Jeotermal enerji için piyasa fiyatlarının üzerinde ödeme yapan liberal bir hükümet politikası, son zamanlarda bir dizi daha küçük jeotermal projeyi teşvik etti. Ancak direktifin kabul edilmesinden bu yana inşa edilen santrallerin çoğu küçücük ve belki de sadece birkaç yüz eve elektrik sağlıyor. Bu şekilde çevresel denetimlerden ve kısıtlamalardan kaçınabilirler.

Ancak uzmanlar, Japonya’nın genel enerji piyasası üzerinde önemli bir etkiye sahip olamayacak kadar küçük olduklarını söylüyor.



değişim işareti

Akita’nın karla kaplı kuzey eyaletinde bulunan Yuzawa, jeotermal enerjiden yararlanan bir kaplıca kasabasının nadir bir örneğidir.


İlk geliştiricilerden biri olan Dowa Mining, planlamasına yerel topluluk liderlerini dahil etti, şehrin en iyi lisansüstü öğrencilerini işe aldı, yerel festivallere yetkililer gönderdi ve hatta yerel onsen için kuyu açmayı teklif etti. Yerel yönetim, Japonya’nın ücra bir bölgesinde yeni bir endüstriyi teşvik etmeye hevesliydi. Yerel bir mandıra çiftçisi artık sütünü ve yoğurdunu pastörize etmek için kaplıca suyunu kullanıyor.

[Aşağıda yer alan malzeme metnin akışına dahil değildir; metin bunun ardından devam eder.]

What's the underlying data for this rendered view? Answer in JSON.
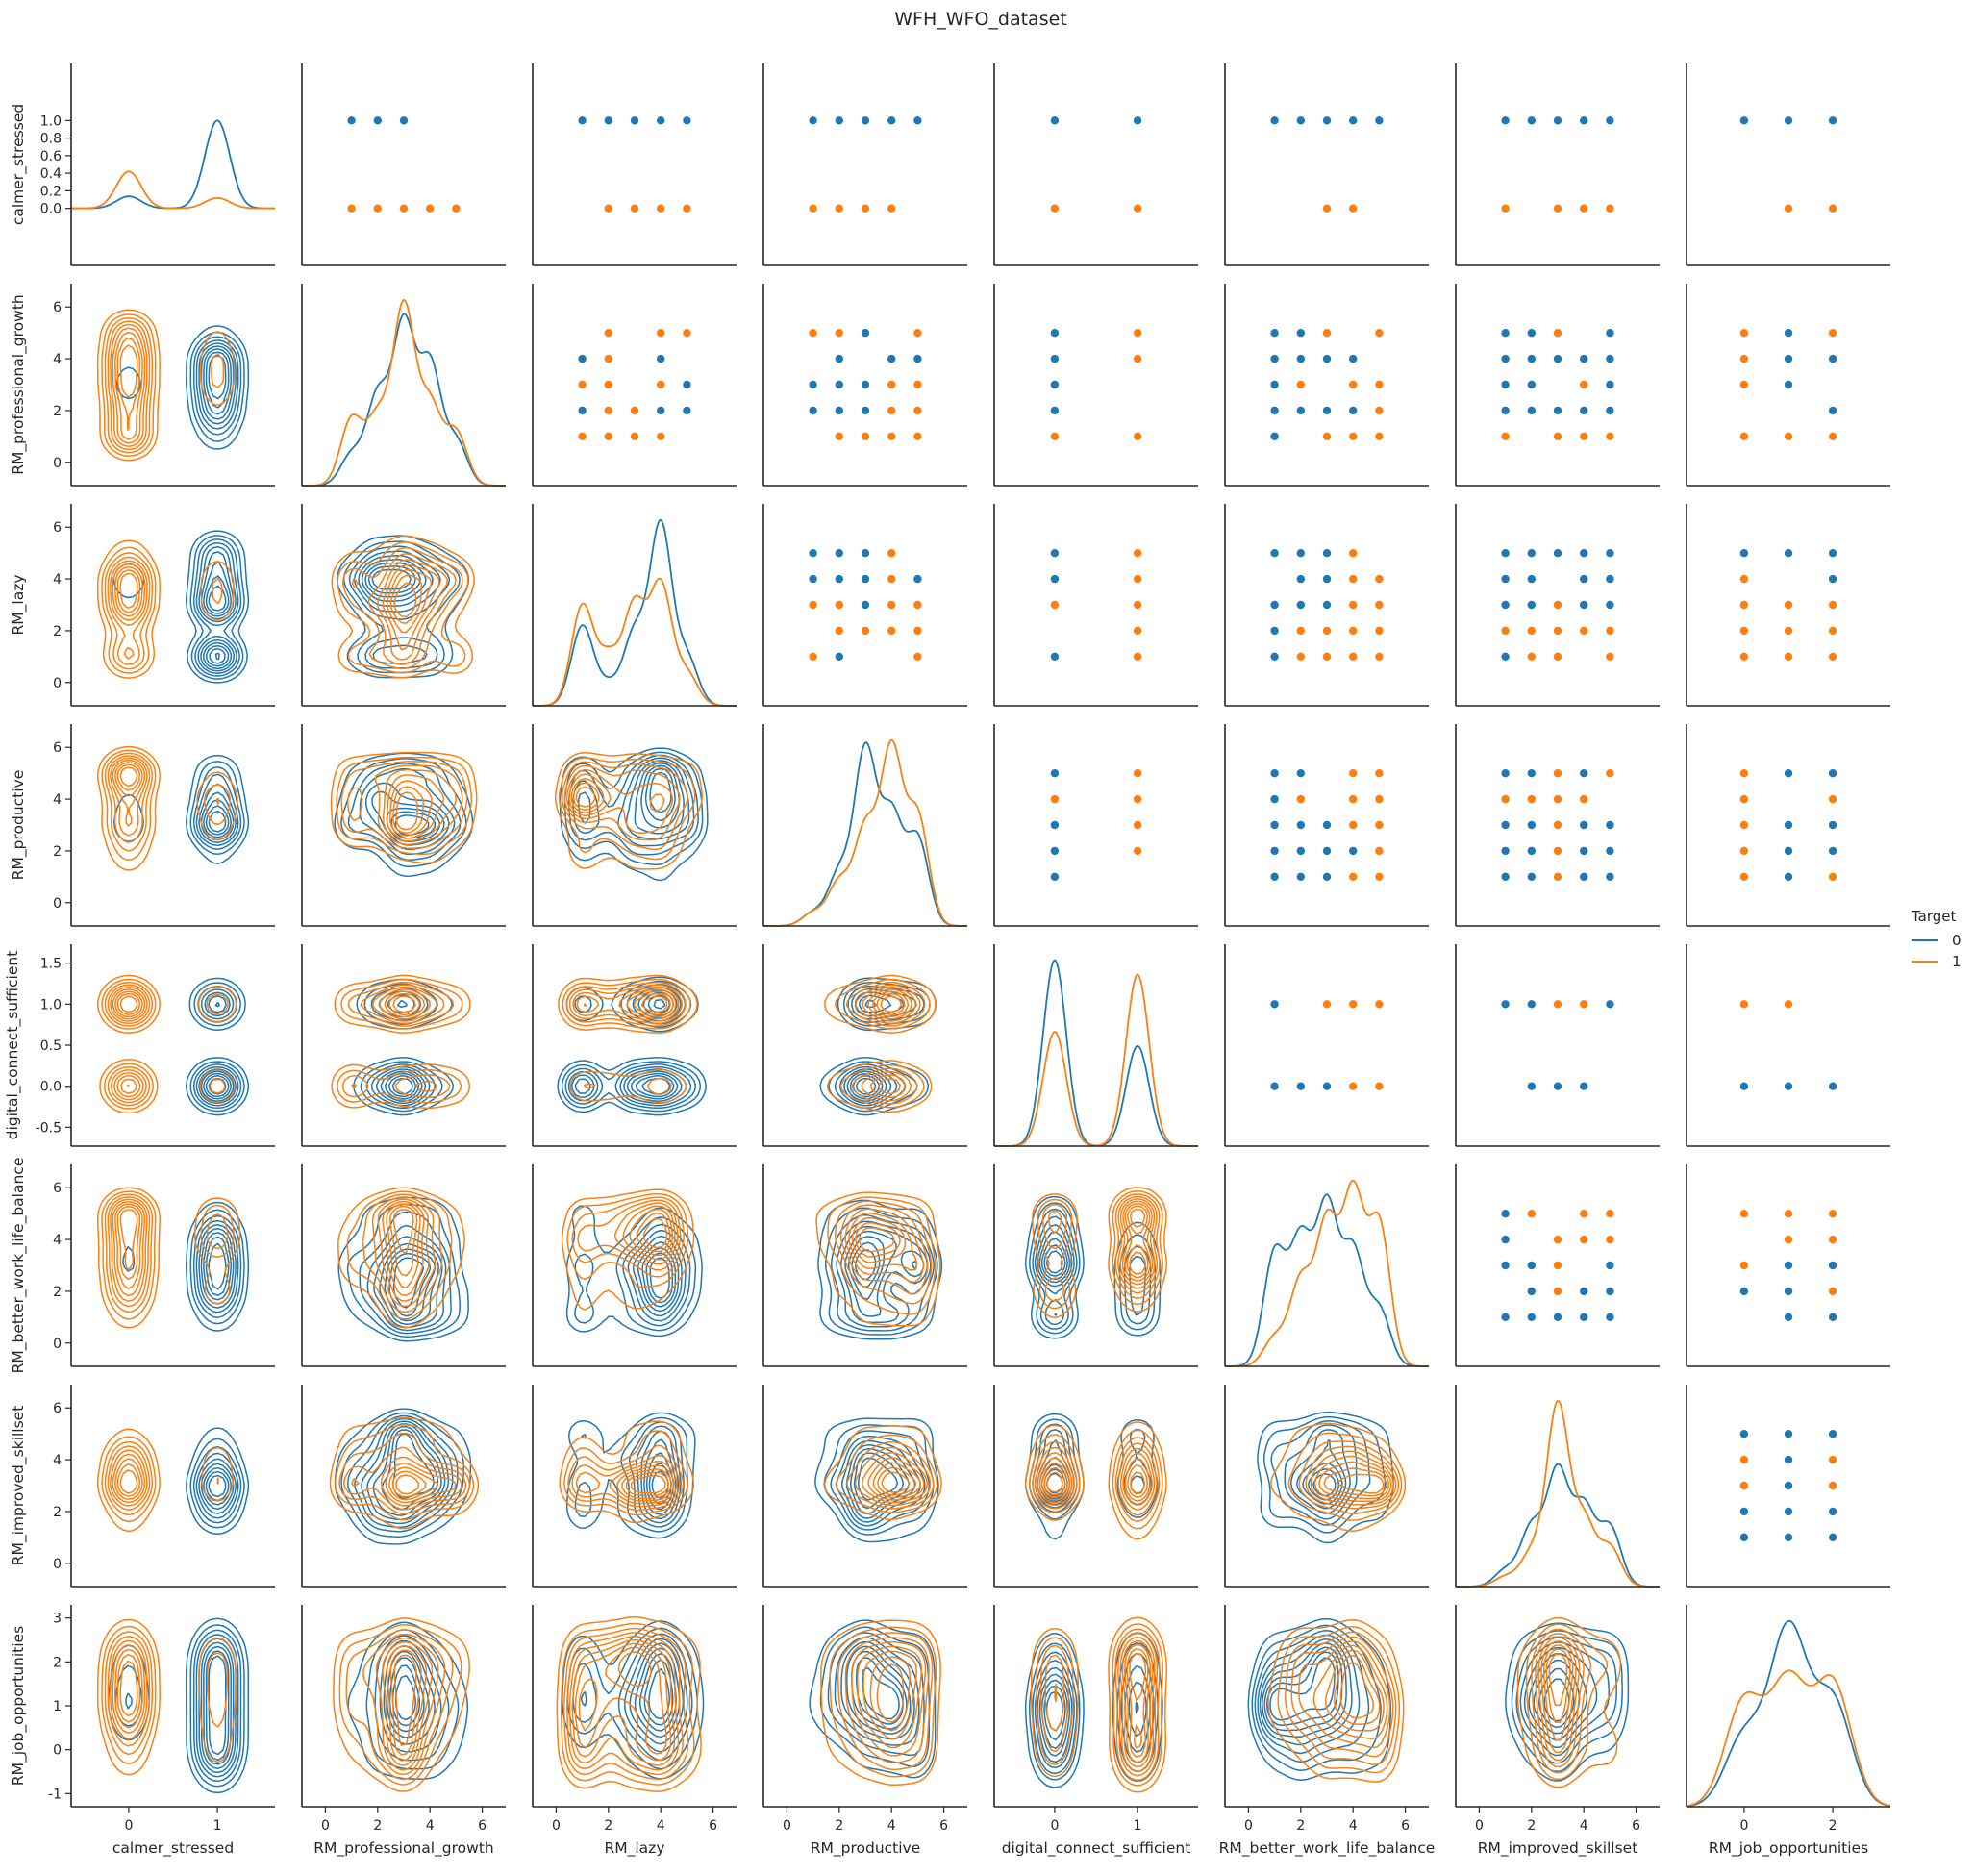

Japonya daha fazla yuzawa ummuştu. Ülke ilk ticari büyük ölçekli jeotermal enerji santrallerini 1966’da açtı ve takip eden yıllarda Yuzawa’da da dahil olmak üzere yaklaşık bir düzine santral daha eklendi. Ancak kaplıca hanlarının artan yerel muhalefetiyle karşı karşıya kalan Japonya, 1990’lardan bu yana neredeyse hiç jeotermal kapasite eklemedi.

Ve bu, Toshiba gibi Japon üretim devlerinin jeotermal türbinler için dünya pazarına hakim olmasına rağmen. İşlerinin çok azı kendi sahalarında.


Japonya’nın 23 yıldaki ilk büyük ölçekli jeotermal santrali 2019’da Yuzawa’da açıldığında ve yaklaşık 100.000 eve güç sağlayabildiğinde, bu bir dönüm noktasıydı.

Yuzawa’da yerel halkı bu fikre ikna etmek için yaklaşık yirmi yılını demirlemiş emekli bir Dowa Madencilik yöneticisi Shun Iwata, Japonya’daki herhangi bir jeotermal projenin karşılaştığı en zor zorluğun jeoloji veya teknoloji ile ilgili olmadığını söyledi. Bugün şehrin danışmanı. “Topluluk üzerinde çalışmak ve ilişkiler kurmak daha önemli” dedi.

Ancak Yuzawa’da da tartışmalar yaşandı. 2020’nin sonundan bu yana, yerel bir han, kaynağı azaldıktan sonra düzenli olarak kapanmak zorunda kalıyor.

Yuzawa şehri, sebebin şehrin jeotermal gelişiminin olmadığını iddia ediyor.

Yuzawa’nın kaplıca hanlarından biri olan Abe Ryokan’dan Masami Shibata, “Endişelenmediğimi söyleyemem” dedi. Yine de jeotermal enerji Yuzawa şehrinin bir parçası haline geldi dedi. “Hem kaplıcaların hem de jeotermalin bir arada var olmasının mümkün olduğunu düşünüyorum.”